Этот жестокий парадокс исторического прогресса, выраженный Шекспиром в поэтической форме, не раз обнаруживался и в наше время. XX веку слишком хорошо известны примеры, увы, не единичные, когда великие научные и социальные завоевания человека использовались против него же самого, против самих принципов человечности.

И потому за абстрактными категориями добра и зла и ныне прочитываются вполне конкретные конфликты, столкновения сил истории, исполненные общечеловеческого смысла, философского и нравственного. Это категории не стареющие.

Из всех шекспировских пьес «Макбет» наиболее конфликтно, обнаженно остро говорит о добре и зле: здесь эти полюса сталкиваются не в облике враждующих, несходных в своих взглядах и принципах героев (Гамлета и Клавдия. Отелло и Яго, Корделии и Реганы с Гонерильей), но как противоборствующие силы внутри самого человека — в этом трагедия.

И, естественно, именно в экранизациях этой пьесы все тот же извечный спор добра и зла прочитывается наиболее явно как современная, нестареющая проблема.

В «Макбете» Орсона Уэллса зло выступает как стихия стремительно разрастающаяся. Импульс ее движению дают ведьмы. Они возникают на вершине кривой скалы, окутанной туманом, странными клубящимися испарениями. Пузырями земли названы ведьмы у Шекспира. Уэллс дал этой метафоре пластическое соответствие. В котле, над которым склонились вещие сестры, зловеще пузырясь, кипит густая черная жижа.

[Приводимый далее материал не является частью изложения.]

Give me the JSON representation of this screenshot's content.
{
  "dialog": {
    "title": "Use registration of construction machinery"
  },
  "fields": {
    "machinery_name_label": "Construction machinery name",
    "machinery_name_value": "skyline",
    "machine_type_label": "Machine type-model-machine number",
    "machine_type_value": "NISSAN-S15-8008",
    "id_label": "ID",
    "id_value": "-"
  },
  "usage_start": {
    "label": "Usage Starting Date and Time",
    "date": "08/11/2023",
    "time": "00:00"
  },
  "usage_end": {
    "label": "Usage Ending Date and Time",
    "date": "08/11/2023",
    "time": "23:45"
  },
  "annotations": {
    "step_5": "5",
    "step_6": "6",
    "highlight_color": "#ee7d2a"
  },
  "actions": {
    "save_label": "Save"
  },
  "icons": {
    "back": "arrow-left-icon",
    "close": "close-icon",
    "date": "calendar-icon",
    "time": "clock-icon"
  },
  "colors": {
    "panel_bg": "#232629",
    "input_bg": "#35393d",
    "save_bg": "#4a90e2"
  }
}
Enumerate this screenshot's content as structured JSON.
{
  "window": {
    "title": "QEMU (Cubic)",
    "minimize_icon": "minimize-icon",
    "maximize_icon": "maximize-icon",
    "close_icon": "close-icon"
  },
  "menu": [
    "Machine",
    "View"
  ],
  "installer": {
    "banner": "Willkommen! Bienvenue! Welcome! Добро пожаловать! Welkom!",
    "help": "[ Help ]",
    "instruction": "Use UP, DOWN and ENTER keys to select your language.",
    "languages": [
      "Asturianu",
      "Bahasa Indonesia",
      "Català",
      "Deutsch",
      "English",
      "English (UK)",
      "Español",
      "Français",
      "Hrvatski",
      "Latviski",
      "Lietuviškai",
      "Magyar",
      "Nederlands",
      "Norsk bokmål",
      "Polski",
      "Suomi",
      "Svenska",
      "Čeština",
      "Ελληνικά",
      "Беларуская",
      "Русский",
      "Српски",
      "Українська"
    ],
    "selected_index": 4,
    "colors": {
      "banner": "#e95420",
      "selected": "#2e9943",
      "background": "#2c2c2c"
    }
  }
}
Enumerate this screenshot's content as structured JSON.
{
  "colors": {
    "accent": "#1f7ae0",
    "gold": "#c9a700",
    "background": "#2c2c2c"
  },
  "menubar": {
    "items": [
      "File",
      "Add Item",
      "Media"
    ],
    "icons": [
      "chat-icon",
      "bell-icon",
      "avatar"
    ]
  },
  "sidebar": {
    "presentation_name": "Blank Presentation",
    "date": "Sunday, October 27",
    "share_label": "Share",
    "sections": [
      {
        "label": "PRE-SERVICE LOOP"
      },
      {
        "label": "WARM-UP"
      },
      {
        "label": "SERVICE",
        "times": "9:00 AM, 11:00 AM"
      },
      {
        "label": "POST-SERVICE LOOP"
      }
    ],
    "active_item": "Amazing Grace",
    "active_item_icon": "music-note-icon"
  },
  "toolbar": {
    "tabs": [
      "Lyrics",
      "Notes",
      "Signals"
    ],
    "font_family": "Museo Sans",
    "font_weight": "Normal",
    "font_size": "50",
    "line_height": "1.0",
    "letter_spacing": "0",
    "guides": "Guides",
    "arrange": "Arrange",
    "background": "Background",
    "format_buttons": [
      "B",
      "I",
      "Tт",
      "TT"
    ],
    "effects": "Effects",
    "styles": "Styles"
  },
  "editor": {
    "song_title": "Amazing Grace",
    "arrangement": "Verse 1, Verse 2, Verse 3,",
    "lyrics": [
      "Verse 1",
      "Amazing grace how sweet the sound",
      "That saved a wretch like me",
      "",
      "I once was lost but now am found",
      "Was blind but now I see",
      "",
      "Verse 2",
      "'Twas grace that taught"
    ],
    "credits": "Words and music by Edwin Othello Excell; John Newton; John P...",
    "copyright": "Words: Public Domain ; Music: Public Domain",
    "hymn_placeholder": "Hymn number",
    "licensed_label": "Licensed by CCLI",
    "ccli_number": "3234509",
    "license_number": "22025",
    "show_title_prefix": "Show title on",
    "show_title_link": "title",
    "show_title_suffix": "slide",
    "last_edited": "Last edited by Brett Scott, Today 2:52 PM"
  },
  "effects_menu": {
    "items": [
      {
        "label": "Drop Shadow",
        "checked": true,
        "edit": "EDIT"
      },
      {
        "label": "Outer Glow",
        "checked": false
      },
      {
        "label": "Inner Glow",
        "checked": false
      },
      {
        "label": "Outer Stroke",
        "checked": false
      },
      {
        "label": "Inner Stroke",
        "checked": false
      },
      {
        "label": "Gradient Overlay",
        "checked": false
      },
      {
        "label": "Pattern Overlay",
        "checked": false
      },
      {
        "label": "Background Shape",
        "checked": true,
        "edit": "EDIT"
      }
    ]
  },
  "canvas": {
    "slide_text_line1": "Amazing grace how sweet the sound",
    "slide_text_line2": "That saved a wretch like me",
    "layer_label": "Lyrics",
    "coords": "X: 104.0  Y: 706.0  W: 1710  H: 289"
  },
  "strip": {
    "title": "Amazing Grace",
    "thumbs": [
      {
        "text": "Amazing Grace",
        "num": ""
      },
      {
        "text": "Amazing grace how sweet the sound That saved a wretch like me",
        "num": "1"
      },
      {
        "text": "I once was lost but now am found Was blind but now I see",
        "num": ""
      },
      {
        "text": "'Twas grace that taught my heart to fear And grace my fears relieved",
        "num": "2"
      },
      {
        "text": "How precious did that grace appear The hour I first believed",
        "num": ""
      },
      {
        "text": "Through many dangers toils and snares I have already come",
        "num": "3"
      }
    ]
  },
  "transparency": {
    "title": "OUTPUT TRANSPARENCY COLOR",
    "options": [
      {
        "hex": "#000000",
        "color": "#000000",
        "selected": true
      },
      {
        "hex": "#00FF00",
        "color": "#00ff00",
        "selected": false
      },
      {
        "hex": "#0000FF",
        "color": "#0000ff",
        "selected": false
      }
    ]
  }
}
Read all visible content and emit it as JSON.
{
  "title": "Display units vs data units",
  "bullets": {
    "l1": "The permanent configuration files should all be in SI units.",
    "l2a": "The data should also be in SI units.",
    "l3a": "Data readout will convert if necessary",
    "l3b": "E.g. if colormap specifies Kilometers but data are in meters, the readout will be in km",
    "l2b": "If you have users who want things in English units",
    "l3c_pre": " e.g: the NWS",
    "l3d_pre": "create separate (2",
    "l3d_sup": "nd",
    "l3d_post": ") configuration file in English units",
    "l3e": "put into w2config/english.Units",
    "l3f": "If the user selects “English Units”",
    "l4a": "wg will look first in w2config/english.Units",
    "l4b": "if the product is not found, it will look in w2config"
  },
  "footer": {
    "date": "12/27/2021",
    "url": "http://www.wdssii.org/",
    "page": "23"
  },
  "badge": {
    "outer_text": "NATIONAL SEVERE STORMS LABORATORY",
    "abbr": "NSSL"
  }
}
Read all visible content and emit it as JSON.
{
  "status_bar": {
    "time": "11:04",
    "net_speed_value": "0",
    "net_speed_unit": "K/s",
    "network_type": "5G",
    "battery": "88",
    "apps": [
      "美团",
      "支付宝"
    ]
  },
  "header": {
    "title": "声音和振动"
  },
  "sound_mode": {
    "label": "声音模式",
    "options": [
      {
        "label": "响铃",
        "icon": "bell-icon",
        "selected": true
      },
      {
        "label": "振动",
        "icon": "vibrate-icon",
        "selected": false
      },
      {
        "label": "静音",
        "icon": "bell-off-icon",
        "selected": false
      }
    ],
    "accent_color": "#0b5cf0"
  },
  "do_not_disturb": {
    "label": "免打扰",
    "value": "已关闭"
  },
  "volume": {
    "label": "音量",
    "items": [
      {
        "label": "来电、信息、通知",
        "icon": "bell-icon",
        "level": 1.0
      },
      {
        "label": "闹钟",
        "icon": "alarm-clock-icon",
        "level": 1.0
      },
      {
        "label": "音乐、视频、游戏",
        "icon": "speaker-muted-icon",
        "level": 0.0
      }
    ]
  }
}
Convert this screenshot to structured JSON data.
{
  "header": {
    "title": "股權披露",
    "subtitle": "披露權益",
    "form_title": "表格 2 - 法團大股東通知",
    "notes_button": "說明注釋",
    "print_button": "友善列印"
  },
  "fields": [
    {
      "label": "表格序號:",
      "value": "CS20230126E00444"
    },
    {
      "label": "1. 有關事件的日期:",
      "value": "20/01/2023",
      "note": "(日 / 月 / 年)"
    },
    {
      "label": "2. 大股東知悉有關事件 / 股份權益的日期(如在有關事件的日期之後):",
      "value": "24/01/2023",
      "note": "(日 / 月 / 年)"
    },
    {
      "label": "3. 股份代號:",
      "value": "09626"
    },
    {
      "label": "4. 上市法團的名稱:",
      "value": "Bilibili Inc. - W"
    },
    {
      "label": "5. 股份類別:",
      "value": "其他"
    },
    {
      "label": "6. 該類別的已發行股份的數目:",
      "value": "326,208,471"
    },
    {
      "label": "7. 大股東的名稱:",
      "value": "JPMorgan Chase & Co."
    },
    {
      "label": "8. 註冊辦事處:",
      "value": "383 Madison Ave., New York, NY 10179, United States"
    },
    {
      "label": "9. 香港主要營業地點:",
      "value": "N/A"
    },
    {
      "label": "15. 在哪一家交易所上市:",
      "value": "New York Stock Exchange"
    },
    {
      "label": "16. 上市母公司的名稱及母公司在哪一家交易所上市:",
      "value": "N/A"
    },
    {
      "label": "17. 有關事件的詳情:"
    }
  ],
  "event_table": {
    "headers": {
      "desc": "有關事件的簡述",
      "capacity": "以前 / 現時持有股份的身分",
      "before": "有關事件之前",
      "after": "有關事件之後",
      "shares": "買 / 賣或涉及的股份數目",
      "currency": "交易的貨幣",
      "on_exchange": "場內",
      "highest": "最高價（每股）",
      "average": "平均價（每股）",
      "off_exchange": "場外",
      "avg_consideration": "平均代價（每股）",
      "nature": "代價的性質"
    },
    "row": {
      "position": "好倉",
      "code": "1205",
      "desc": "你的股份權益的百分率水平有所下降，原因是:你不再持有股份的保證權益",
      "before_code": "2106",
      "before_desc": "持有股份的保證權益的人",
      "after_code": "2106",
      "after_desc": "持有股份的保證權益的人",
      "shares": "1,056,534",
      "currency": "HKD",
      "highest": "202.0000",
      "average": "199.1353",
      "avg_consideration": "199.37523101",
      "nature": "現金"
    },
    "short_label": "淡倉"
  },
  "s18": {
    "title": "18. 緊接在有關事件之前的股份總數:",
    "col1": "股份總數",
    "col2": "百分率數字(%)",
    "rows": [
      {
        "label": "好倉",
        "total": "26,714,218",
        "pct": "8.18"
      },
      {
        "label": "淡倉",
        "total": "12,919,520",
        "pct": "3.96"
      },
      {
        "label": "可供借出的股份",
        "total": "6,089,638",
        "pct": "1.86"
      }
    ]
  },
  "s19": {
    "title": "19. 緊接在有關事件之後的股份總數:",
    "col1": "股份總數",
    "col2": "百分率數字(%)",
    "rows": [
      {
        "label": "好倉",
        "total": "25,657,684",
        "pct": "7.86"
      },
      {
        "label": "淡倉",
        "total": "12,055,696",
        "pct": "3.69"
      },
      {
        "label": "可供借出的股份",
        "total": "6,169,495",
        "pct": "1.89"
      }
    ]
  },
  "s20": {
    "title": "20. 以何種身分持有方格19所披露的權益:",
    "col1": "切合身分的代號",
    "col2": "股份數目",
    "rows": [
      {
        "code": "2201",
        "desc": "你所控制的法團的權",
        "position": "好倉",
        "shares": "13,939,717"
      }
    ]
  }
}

Из нее их скрюченные пальцы извлекут ком глины, который на глазах у изумленного Макбета превратится в его же собственное подобие. Ведьмы наденут на шею глиняному идолу цепь Кавдорского тана, затем — корону короля.

Но зло не только в ведьмах, в их злобных пророчествах. Оно повсюду — в атмосфере окутавшего землю холода, в будничной жестокости населяющих ее людей. Уэллс не склонен романтизировать творимый его фантазией мир. Перед воинами, въезжающими в ворота замка, бегут свиньи. Это не из области поэтических красот. Все слишком буднично: кровь, жестокость, насилие.

У Шекспира Кавдорский тан на сцене не появлялся — было лишь упоминание о его разгроме и приказ короля «покончить со смутьяном». Уэллс привел Кавдора на экран — показал, как волокут его, связанного, между двух коней, как он ложится на плаху под занесенный палачом топор, как повисает на высоком острие его отрубленная голова. Еще не раз на протяжении фильма как прозаический повседневный фон будут маячить в глубине кадра отрубленные головы на длинных шестах и висельники, болтающиеся на перекладинах. Встрече Макбета с женой после возвращения с войны, их первому поцелую после разлуки сопутствует темнеющий поодаль силуэт повешенного.

Откуда у Уэллса эта жестокость? От Шекспира. Время, в которое он писал, не располагало к сентиментальности. Напомним, исследователи отказывали Шекспиру в авторстве «Тита Андроника», не верили, что великий драматург мог в таком количестве громоздить кровавые ужасы: четырнадцать убийств, тридцать четыре трупа, три отрубленные руки, один отрезанный язык. И тем не менее эта пьеса написана Шекспиром и была одной из популярнейших в его время. В инвентарной описи антрепренера елизаветинских времен Филиппа Хенсло в числе реквизита значатся несколько отрубленных голов — изображение казней на сцене было в те годы обычным делом.

Вспомним и слова Белинского: «Макбет» — одно из самых колоссальных и. вместе с тем. самых чудовищных произведений Шекспира, где, с одной стороны, отразилась вся исполинская сила творческого его гения, а с другой, все варварство века, в котором жил он»2.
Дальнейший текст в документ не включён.